Menaikkan Pajak, Adilkah?

Oleh: Jamal Ma’mur Asmani
Pemimpin adalah sosok yang mempunyai peran dominan-determinan dalam perjalanan bangsa. Oleh sebab itu, seorang pemimpin menurut KH. MA. Sahal Mahfudh, harus mempunyai keunggulan di bidang intelektualitas (nadhari) dan aktivitas (ekonomi) (KH. Sahal Mahfudh, 2003:487). Keunggulan ini digunakan pemimpin untuk mengambil kebijakan yang harus berorientasi kepada kemaslahatan rakyat yang dipimpinnya dengan mendatangkan kemanfaatan dan menolak bahaya. Tujuan utamanya adalah tegaknya esensi agama sebagai karakter positif bangsa, keselamatan dan ketahanan jiwa, kemajuan kualitas pendidikan, peningkatan standar ekonomi, dan stabilitas fungsi keluarga.

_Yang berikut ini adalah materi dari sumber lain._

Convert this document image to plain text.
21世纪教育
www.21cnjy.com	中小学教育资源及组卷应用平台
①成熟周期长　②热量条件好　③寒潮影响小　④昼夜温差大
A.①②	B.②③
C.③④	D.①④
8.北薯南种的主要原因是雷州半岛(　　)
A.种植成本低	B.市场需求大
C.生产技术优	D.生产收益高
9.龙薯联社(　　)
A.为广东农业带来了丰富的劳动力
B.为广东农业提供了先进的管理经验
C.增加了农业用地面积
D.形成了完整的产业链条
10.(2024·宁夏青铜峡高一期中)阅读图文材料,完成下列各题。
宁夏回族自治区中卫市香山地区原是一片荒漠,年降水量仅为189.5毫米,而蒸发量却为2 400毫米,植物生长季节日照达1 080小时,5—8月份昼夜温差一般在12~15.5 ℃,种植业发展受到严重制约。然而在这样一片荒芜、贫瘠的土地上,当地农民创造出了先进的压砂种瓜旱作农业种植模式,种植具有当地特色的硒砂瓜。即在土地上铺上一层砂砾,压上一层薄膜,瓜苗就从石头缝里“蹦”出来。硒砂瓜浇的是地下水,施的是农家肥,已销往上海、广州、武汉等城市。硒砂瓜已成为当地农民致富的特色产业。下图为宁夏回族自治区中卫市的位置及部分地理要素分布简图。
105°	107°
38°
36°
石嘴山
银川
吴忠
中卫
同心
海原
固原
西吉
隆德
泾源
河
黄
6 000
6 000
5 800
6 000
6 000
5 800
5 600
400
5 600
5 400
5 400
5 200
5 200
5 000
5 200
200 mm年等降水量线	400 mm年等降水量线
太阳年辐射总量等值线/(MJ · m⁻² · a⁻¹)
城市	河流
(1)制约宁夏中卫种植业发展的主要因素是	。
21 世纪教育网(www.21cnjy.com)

Dalam konteks ini, maka tugas seorang pemimpin adalah melaksanakan amanah kepada orang yang berhak menerimanya dan menetapkan hukum dengan adil. Hal ini tersurat dalam Q.S. An-Nisa’ 58.
Dalam Tafsir Al-Munir karya Syaikh Wahbah Az-Zuhaili dijelaskan bahwa amanah adalah sesuatu dimana seseorang diberikan amanah untuk melakukannya (ma yu’tamanu as-syakhshu ‘alaihi). Orang yang menjaga amanah dinamakan ‘amiin’ (orang yang bisa dipercaya), ‘hafidz’ (orang yang bisa menjaga) dan ‘wafiyy’ (orang yang mampu memenuhi tanggungjawab). Sedangkan orang yang tidak menjaga amanah dinamakan ‘khain’ (orang yang berkhianat).
Adapun adil adalah menyampaikan kebenaran kepada pemiliknya dengan jalan yang paling dekat (ishal al-haqqi ila shahibihi min aqrabi thariq). Adil adalah pondasi kekuasaan dan kunci dalam membangun peradaban, pembangunan, dan kemajuan, sehingga orang lemah bisa mendapatkan haknya, orang kuat tidak semena-mena kepada orang lemah dan keamanan serta aturan bisa tegak berdiri (Al-Munir, 3:127 dan 130).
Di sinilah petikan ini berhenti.